作者：Yuanming Zhang, Yan Lin, Arijit Khan, Huaiyu Wan
摘要：提示符是一种自然语言指令，它为大型语言模型（LLM）定义了特定的任务，并作为人类与LLM交互的主要界面。随着LLM的部署越来越多，各种提示数据集正在从GitHub和社交媒体等平台中涌现。这些数据集涵盖了广泛的应用程序和内容类型，促进了更广泛的LLM利用率和改进的即时工程。在这项工作中，我们第一次编制了一个广泛的来自各种渠道的提示数据集列表，代表了下游任务，语言，工程技术，属性和模式的范围。我们选择了具有代表性的关键数据集进行系统分析，揭示了不同类别的提示构建的共性和差异，将它们与其他文本语料库（如文学和网络）区分开来。我们进一步提出了一个及时的优化方法，利用语法嵌入的词性和依存结构。通过识别提示的质心表示并引导LLM向该质心重写提示，我们的方法提高了模型输出的意义。我们已经提供了我们的数据集和代码。
摘要：A prompt is a natural language instruction that defines a specific task for a large language model (LLM) and serves as the primary interface for human-LLM interaction.
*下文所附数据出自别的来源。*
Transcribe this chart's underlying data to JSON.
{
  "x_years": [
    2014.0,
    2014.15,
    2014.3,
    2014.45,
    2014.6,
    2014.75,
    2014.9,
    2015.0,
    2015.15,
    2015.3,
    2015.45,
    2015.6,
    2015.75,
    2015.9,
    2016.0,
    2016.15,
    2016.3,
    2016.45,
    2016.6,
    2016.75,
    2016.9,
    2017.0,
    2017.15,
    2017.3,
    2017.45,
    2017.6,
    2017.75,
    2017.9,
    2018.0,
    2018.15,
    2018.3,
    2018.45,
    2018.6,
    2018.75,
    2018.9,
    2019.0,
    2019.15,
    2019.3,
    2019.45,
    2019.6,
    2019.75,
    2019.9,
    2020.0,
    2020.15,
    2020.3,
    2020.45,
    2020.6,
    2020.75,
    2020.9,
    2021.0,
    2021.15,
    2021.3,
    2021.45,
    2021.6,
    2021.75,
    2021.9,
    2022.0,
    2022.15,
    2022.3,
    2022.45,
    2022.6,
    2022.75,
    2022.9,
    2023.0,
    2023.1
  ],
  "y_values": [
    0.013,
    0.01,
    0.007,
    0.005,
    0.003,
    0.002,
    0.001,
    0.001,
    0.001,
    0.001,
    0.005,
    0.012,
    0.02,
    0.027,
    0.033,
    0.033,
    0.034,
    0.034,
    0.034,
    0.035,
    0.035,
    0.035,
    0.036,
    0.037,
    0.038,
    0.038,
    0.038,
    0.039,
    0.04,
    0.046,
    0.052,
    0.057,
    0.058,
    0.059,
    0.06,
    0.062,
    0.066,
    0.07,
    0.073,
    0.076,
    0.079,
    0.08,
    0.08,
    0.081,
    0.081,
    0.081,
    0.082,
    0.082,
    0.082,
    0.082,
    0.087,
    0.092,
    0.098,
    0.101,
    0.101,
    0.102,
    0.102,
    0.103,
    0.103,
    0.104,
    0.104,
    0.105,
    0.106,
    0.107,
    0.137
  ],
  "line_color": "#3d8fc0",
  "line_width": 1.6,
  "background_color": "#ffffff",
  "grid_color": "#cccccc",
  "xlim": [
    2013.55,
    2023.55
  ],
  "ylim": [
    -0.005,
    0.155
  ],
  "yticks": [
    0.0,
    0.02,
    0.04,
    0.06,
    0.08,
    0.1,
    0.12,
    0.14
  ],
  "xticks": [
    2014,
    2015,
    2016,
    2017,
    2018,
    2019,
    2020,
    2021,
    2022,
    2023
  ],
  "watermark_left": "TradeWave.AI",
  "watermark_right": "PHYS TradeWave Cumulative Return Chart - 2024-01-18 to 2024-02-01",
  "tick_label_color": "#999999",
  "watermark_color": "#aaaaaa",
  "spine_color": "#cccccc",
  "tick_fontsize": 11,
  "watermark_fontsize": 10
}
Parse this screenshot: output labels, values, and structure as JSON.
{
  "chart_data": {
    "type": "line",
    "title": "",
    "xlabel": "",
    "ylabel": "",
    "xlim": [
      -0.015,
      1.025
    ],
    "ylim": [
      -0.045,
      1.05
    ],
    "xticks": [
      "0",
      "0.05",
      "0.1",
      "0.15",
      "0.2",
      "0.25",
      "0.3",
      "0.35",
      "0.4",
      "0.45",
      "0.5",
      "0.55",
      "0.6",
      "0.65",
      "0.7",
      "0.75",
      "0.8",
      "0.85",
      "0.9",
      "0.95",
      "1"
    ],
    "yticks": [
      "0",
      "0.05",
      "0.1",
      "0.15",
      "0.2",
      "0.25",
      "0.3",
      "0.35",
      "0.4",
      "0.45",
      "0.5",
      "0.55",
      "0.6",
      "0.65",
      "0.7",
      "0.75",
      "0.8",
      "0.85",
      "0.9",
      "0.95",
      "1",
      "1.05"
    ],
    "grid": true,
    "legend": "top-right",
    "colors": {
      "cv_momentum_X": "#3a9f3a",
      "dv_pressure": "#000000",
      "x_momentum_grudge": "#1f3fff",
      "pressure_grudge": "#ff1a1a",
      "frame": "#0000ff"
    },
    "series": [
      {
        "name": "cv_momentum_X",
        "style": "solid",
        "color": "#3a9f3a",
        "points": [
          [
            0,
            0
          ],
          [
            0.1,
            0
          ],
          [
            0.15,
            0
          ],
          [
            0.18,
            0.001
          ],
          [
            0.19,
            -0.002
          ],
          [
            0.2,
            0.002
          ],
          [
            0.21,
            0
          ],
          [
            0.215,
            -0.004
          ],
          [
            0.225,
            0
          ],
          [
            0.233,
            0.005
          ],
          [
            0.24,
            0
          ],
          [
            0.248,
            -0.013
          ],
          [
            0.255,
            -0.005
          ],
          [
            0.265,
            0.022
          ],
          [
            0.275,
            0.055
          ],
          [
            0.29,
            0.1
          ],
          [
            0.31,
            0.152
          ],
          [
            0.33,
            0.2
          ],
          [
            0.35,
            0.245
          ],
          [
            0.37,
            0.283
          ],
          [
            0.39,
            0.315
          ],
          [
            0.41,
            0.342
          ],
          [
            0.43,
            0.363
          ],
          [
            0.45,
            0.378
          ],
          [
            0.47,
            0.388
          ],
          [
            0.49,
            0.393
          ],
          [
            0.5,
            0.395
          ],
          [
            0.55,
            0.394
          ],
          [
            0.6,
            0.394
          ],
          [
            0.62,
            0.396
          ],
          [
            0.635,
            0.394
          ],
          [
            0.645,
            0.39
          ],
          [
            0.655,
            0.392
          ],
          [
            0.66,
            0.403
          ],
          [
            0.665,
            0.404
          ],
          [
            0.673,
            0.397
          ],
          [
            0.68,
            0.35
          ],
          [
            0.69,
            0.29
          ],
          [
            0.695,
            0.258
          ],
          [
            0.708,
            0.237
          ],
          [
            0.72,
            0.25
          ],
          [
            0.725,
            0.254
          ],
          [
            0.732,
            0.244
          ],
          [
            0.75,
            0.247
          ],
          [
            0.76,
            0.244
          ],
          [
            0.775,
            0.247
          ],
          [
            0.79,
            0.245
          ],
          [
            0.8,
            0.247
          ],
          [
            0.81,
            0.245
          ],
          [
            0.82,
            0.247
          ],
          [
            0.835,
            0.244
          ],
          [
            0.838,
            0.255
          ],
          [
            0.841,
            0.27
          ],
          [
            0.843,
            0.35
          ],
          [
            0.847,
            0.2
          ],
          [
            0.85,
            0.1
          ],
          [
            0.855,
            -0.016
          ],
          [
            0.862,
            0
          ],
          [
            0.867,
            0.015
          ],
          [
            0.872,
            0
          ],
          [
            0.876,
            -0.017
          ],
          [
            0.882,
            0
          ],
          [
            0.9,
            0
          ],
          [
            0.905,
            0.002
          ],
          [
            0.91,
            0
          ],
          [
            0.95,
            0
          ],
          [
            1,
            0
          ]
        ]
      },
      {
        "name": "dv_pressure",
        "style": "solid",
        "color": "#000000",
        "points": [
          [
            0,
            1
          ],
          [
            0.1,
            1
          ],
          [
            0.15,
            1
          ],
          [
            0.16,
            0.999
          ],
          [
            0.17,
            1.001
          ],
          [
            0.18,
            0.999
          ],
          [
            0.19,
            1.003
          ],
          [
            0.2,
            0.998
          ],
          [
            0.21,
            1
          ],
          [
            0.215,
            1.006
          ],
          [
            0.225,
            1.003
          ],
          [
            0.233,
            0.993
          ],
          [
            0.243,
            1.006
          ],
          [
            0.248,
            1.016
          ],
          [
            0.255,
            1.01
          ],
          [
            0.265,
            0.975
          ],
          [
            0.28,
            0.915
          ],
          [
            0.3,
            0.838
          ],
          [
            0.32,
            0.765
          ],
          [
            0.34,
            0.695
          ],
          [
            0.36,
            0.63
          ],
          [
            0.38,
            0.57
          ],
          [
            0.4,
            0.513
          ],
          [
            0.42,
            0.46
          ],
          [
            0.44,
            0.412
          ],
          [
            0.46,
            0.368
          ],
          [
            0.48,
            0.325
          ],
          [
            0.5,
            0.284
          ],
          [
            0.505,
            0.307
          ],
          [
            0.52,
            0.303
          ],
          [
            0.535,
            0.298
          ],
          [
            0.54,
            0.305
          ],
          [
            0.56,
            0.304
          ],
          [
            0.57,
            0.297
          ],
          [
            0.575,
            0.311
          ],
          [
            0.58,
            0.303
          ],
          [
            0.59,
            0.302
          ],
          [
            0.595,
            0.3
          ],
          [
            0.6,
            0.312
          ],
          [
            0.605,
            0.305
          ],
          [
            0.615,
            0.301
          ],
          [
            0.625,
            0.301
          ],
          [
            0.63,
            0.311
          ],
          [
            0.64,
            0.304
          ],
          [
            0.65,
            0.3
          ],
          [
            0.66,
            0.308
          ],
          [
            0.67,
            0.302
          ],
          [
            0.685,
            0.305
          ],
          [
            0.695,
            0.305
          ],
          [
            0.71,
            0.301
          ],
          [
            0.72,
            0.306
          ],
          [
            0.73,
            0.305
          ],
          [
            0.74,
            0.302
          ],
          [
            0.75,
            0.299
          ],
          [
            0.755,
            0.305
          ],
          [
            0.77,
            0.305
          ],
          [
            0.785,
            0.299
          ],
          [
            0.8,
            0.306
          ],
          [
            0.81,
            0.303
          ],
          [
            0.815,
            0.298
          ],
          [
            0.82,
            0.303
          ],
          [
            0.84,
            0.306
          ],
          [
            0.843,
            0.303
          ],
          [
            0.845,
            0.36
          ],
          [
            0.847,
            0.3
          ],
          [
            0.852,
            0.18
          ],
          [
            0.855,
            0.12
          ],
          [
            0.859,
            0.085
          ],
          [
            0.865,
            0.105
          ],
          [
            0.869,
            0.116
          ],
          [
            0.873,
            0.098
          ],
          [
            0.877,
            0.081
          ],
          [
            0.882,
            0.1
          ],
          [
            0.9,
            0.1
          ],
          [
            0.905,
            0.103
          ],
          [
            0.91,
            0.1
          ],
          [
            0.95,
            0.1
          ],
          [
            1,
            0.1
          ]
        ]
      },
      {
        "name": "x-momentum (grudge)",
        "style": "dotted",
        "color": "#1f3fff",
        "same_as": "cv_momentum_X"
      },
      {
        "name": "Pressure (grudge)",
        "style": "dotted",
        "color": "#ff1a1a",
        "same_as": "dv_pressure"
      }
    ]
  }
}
With the growing deployment of LLMs, diverse prompt datasets are emerging from platforms such as GitHub and social media. These datasets span a wide array of applications and content types, facilitating both broader LLM utilization and improved prompt engineering. In this work, we--for the first time--have compiled an extensive list of prompt datasets sourced from various channels, representing a spectrum of downstream tasks, languages, engineering techniques, attributes, and modalities. We select key representative datasets for systematic analysis, revealing commonalities and differences in prompt construction across categories, distinguishing them from other text corpora like literature and web. We further propose a prompt optimization approach that leverages syntactic embeddings of part-of-speech and dependency structures. By identifying a centroid representation of prompts and guiding LLMs to rewrite prompts toward this centroid, our method improves the meaningfulness of model outputs. We have made our datasets and code available.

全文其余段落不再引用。